11.08.2012 - 02.09.2012
Turpan, August 15th 2012
From Gaochang Ancient City we rolled of to my next destination: Tuyoq Village.
The view of the street transformed into more interesting for me. I was fascinated by this motor cart. Well, this was my first day in Xinjiang, you know. The next following days in the next following cities to come, I found how common this kin of transportation is in Xinjiang.
Here we are in Tuyoq Village. Hmmm, this looks like one of the photos I've seen in... I can't remember. I've read several guides and articles regarding Xinjiang.
Entering the gate, my mind wandered to the Bible stories read to me when I was a kid. What a similar atmosphere, I thought.
As I enjoy taking candid pictures of kids, I aimed my camera at her. She gave me a sweet smile and I got encouraged to take another, and another.
Then she came close to me, held my arm close to her chest, and spoke to me in Uyghur in a timid manner. Of course I couldn't even guess what she was saying. I thought she wanted to see the result on my camera's preview as most kids do when I take there pictures -- in my home country and other countries. Happily -- also proudly -- I held my camera under her face.
She didn't look at it! Thinking she didn't like that shot, I turned the button to show her the other photos.

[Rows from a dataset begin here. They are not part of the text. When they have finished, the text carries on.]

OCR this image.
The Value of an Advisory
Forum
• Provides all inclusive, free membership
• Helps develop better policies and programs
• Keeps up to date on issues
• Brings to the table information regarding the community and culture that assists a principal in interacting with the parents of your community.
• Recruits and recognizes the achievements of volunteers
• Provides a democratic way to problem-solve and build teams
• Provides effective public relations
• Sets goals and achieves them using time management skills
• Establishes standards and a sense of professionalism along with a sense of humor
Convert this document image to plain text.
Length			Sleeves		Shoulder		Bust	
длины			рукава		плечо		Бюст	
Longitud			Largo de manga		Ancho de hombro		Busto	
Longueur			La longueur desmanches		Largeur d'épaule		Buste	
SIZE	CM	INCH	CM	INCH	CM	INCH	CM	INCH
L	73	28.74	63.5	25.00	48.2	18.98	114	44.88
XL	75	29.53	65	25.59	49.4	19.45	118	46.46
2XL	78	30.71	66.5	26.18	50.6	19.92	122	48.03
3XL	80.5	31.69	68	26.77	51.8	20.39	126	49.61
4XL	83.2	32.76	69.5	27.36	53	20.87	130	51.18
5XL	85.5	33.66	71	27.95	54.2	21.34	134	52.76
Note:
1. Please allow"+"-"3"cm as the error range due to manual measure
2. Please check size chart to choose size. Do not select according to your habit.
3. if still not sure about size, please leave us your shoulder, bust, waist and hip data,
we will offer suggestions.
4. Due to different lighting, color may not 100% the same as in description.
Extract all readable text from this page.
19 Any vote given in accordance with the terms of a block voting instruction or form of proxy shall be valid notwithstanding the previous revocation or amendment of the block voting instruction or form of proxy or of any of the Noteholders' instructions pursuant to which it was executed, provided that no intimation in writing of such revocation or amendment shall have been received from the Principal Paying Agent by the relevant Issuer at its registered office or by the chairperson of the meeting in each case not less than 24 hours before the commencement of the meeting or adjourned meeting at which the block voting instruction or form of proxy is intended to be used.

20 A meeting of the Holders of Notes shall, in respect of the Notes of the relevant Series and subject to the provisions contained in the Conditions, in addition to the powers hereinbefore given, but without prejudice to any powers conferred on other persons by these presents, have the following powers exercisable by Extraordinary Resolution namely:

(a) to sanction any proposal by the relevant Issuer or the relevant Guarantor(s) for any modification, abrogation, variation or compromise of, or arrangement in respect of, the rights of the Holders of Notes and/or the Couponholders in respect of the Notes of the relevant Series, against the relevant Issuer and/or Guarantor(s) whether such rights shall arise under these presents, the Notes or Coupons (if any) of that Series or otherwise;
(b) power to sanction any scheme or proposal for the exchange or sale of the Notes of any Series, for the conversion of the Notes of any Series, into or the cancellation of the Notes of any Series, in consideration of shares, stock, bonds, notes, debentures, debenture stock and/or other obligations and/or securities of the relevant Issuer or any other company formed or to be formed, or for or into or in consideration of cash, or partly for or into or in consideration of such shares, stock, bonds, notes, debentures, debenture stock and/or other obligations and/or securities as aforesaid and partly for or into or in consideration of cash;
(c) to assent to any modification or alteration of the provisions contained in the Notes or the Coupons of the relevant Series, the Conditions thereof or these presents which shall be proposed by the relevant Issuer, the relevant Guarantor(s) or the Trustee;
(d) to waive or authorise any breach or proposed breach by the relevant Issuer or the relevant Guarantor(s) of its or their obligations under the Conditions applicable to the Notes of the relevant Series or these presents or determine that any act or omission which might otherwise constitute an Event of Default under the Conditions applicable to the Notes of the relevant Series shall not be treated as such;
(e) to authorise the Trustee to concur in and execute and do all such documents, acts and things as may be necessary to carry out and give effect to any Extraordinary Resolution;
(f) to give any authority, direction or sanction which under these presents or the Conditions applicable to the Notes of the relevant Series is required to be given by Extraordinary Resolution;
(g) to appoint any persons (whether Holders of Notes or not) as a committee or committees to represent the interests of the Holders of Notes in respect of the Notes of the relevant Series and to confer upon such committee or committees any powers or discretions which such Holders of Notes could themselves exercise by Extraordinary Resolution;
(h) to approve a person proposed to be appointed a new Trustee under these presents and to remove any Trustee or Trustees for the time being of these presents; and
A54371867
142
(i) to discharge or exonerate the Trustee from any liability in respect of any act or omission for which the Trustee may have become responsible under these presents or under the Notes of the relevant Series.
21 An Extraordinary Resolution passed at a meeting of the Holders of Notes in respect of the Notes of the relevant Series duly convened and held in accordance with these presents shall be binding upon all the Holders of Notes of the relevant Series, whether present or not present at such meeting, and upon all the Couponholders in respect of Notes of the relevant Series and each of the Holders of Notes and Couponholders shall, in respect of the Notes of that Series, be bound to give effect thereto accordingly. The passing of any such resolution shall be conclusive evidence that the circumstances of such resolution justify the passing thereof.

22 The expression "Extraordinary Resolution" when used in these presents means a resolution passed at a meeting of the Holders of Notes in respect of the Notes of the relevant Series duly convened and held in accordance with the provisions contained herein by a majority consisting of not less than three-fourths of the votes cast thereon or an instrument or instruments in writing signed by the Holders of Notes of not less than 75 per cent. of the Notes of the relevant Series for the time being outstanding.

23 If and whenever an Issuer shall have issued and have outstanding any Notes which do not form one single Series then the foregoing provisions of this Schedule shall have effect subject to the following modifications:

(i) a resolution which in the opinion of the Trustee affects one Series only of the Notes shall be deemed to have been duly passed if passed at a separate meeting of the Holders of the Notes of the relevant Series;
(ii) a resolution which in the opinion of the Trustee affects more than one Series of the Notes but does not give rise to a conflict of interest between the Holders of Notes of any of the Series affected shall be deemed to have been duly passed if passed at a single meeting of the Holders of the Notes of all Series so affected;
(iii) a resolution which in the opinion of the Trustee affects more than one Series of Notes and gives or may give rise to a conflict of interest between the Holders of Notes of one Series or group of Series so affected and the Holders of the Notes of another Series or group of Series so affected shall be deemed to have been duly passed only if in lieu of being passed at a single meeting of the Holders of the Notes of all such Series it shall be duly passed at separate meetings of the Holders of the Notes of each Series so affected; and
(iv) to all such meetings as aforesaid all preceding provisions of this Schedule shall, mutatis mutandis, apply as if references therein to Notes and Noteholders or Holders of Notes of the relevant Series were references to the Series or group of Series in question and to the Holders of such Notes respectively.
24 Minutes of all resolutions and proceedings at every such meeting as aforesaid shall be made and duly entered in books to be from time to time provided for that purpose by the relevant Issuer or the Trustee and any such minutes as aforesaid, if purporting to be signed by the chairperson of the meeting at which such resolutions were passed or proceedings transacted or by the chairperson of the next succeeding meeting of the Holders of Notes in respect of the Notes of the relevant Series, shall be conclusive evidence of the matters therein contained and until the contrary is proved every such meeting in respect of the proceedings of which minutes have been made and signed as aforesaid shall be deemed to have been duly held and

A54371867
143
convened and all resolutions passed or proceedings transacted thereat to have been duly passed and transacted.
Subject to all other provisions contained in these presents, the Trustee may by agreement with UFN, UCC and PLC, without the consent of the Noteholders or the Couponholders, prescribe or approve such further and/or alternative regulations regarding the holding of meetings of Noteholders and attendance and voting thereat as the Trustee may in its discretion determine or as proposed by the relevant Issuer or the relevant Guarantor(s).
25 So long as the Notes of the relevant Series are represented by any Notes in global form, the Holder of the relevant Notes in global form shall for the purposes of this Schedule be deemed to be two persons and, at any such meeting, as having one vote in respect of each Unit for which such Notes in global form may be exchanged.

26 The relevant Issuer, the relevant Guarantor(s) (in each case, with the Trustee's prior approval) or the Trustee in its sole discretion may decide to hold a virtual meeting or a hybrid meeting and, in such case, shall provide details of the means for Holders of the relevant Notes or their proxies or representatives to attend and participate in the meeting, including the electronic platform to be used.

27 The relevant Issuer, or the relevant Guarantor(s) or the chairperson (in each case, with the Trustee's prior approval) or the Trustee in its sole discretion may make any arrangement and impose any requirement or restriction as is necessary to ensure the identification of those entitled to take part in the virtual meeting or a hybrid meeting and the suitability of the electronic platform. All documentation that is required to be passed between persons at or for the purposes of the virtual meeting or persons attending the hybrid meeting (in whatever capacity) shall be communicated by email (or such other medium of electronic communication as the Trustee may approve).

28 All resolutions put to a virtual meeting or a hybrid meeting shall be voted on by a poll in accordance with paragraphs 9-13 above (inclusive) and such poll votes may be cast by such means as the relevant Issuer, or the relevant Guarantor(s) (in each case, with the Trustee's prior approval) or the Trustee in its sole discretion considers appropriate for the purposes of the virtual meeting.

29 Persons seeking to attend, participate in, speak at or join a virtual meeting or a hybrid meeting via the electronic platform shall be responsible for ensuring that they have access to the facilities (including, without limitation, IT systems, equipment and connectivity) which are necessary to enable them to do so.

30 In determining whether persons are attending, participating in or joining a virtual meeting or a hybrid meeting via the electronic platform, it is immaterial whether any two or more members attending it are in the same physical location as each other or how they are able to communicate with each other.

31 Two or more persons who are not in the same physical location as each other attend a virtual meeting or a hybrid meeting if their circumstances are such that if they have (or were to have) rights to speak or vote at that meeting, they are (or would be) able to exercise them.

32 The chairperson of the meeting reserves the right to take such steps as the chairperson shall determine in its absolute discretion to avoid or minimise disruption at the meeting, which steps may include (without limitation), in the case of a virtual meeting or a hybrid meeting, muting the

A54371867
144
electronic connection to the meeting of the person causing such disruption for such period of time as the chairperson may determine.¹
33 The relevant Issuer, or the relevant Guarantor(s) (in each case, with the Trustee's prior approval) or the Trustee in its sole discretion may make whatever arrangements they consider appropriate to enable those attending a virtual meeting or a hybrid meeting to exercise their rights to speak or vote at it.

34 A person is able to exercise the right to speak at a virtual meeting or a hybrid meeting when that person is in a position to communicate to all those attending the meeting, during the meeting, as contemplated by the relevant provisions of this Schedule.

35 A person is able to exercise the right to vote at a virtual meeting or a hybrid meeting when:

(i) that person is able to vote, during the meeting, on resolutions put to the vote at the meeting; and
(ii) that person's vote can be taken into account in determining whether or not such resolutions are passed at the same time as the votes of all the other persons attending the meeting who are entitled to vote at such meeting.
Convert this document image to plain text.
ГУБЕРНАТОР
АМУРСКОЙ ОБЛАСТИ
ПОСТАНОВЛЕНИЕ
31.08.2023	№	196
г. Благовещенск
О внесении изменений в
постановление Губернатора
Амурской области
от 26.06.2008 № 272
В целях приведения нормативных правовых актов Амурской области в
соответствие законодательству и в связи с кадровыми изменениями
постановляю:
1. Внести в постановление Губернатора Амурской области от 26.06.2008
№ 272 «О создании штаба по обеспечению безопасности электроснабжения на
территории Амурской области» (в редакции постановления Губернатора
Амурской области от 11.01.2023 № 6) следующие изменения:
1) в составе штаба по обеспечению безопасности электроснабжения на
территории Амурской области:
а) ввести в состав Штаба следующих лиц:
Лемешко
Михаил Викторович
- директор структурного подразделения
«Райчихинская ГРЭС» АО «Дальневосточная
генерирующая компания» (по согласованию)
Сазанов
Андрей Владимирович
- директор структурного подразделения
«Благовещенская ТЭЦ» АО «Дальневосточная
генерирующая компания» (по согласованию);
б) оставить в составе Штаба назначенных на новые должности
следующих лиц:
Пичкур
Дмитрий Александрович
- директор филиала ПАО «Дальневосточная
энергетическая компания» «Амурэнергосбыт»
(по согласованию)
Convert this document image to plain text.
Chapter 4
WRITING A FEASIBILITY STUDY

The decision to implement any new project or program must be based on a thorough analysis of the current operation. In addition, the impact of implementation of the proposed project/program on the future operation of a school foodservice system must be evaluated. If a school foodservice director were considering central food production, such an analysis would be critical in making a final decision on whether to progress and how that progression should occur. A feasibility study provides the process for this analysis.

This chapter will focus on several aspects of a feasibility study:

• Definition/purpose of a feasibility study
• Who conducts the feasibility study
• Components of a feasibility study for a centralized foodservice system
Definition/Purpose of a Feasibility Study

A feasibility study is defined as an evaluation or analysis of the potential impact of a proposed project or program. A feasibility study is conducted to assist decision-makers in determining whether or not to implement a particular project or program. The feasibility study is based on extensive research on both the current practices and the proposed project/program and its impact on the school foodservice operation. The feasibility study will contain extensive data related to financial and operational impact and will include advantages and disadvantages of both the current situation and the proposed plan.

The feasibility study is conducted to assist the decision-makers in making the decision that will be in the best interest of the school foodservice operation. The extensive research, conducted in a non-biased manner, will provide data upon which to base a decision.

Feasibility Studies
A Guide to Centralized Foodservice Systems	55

She didn't even take a glance at it! She kept on looking at me, still holding my arm in such a timid way.
Oh, maybe she wants me to take more shots, I made another guess. By that time came here little brother. Their mother stood behind me. I motioned the two to pose in front of my camera.
Next surprise. They made big smiles, but both tried to avoid looking at my lens. The sister at last looked straight, because maybe she realized I didn't press the shutter button.
Happily -- and stupidly proudly -- I held my camera preview under their faces. None of them took a look at it! The sister talked again to me in that timid begging way. Now I'm confused.
Then I heard their mother speak in Mandarin, "Give them 20 yuan each!"
"What?! 20 yuan?!"
"Yes! This 20 yuan, and this 20 yuan!" She touched her children one by one.
While the entrance ticket was only 30 yuan, it would be insane to give away 40 yuan for silly shots like these. They didn't pose for me anyway. If I could use their pictures, I might owe them something, though.
"Okay, I delete the pics. See!" I erased the shots I had made. The mother didn't (want to) look. She kept on telling me to give her kids 20 yuan.
I opened my handbag and gave them 1 yuan note each. The sister kept her hands on her back. Her little brother immediately grabbed my 1 yuan note. But her mother yelled something, so he led loose his hand.
Their mother came forward to me and grabbed my handbag. She was going to look into it. Luckily my handbag was hung over my shoulder. I hurriedly stepped back.
With the two 1-yuan bank notes left on the ground, I meant to continue my exploration into the so called village. However, the mother blocked my way with her hands wide spread -- and a broomstick! She swung her broomstick forward and almost hit me.
On my way back 2 little boys greeted me, "Hello!"
I replied, "What is it? You want money again!?"
At the parking lot, my driver was napping on the backseat. I knocked the window glass. He got up with a startled look. I could read, "Why so fast?" on his face. He actually already learned that it can take ages for me to take pictures for just a small spot.
In whatever Mandarin, I explained to him what had happened to me. He understood. I know he did, because he could tell the story right, to another young man -- obviously an Uyghur -- standing nearby.
Near the exit, my driver turned to me, "Aren't you going to take a picture of that?" Reluctantly, I got off the car, and made just one shot. A mosque, I said to myself. My Japanese boss words about a country of Moslem majority re-winded in my memory, unintended.
The next following days in Xinjiang, I experienced real village views like this. I say 'real', because they weren't villages made or preserved for tourist. They were there, because they are. If you have plenty days in Xinjiang and you are on a real trip, meaning not just tagging along a tour guide, you are better off experiencing the real thing, and for free!